Randy Massengale ’78

Randy Massengale ’78

Inspired by Books

 

Last September, C-SPAN’s big yellow school bus rolled to a stop outside Building 34 at Microsoft’s corporate headquarters in Redmond, Washington. Randy Massengale beamed with pride as five young managers and directors climbed aboard to be filmed talking about books, technology, and leadership. Each was an original member of the “book club,” an executive mentoring program Massengale launched at Microsoft in 1997 for African American men.

 

“I have two passions: developing technology and developing people,” says Massengale, now president of Spinoza Technologies in Seattle, a firm that specializes in networking solutions. “I am fortunate to be doing both.”

 

Massengale garnered the attention of C-SPAN by writing a winning essay about one of the network’s programs, “Booknotes.” (C-SPAN sponsored the essay contest in celebration of its 25th anniversary.) Massengale says that “Booknotes” inspired him to read more and to act, create, and engage in life on a deeper level. Biographies, which are often featured on the program, are his favorite genre and a mainstay at Microsoft’s book club meetings.

 

“Listening to authors discuss people who have influenced history, we experience a sense of growing with those individuals and sharing in their struggles and triumphs,” Massengale says.

 

One of the books on the club’s reading list was Ralph Ellison’sInvisible Man: A Casebook, by John Callahan. (Callahan, Morgan S. Odell Professor of Humanities at Lewis & Clark, is the executor of Ellison’s literary estate.) The group studied the book for insights into the evolution of race, culture, and leadership in America.

 

“We learned that Ellison’s views evolved as the novel gained acceptance and was reinterpreted through generations,” says Massengale. “Life and the issues we debate are not static.”

 

The “Booknotes” muse struck again in 1998 as he listened to an interview with Howard Gardner, author of Extraordinary Minds, an analysis of traits shared by and unique to great achievers such as Mozart, Freud, and Gandhi.
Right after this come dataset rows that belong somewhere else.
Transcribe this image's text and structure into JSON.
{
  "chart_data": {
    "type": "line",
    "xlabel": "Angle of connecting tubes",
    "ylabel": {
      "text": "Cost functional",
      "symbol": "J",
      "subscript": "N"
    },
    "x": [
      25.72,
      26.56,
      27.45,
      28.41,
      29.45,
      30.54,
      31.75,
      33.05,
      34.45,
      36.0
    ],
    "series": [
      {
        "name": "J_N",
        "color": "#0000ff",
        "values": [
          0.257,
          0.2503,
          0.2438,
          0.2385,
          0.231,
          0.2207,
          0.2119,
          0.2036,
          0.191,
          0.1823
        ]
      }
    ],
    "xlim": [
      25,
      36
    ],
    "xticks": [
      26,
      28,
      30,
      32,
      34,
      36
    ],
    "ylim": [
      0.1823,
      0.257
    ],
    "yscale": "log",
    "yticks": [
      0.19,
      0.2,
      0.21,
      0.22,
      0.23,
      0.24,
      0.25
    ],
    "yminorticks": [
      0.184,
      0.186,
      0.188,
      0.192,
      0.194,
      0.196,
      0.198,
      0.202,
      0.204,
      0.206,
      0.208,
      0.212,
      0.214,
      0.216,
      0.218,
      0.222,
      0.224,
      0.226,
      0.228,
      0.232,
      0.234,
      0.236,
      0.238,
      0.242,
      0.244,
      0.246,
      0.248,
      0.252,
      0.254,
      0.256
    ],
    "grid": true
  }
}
Following an intensive self-study of the book, Massengale (who had no prior university teaching experience) became an adjunct professor at the Albert School of Business and Economics at Seattle University in 2002. For three years running, M.BA students in his popular course Extraordinary Leaders have been exploring the principles that give birth to extraordinary performance.

 

“I value the opportunity to bring a liberal arts view of leadership to this business program,” he says.

 

Massengale shares his own leadership skills with Lewis & Clark College as a member of the Board of Trustees.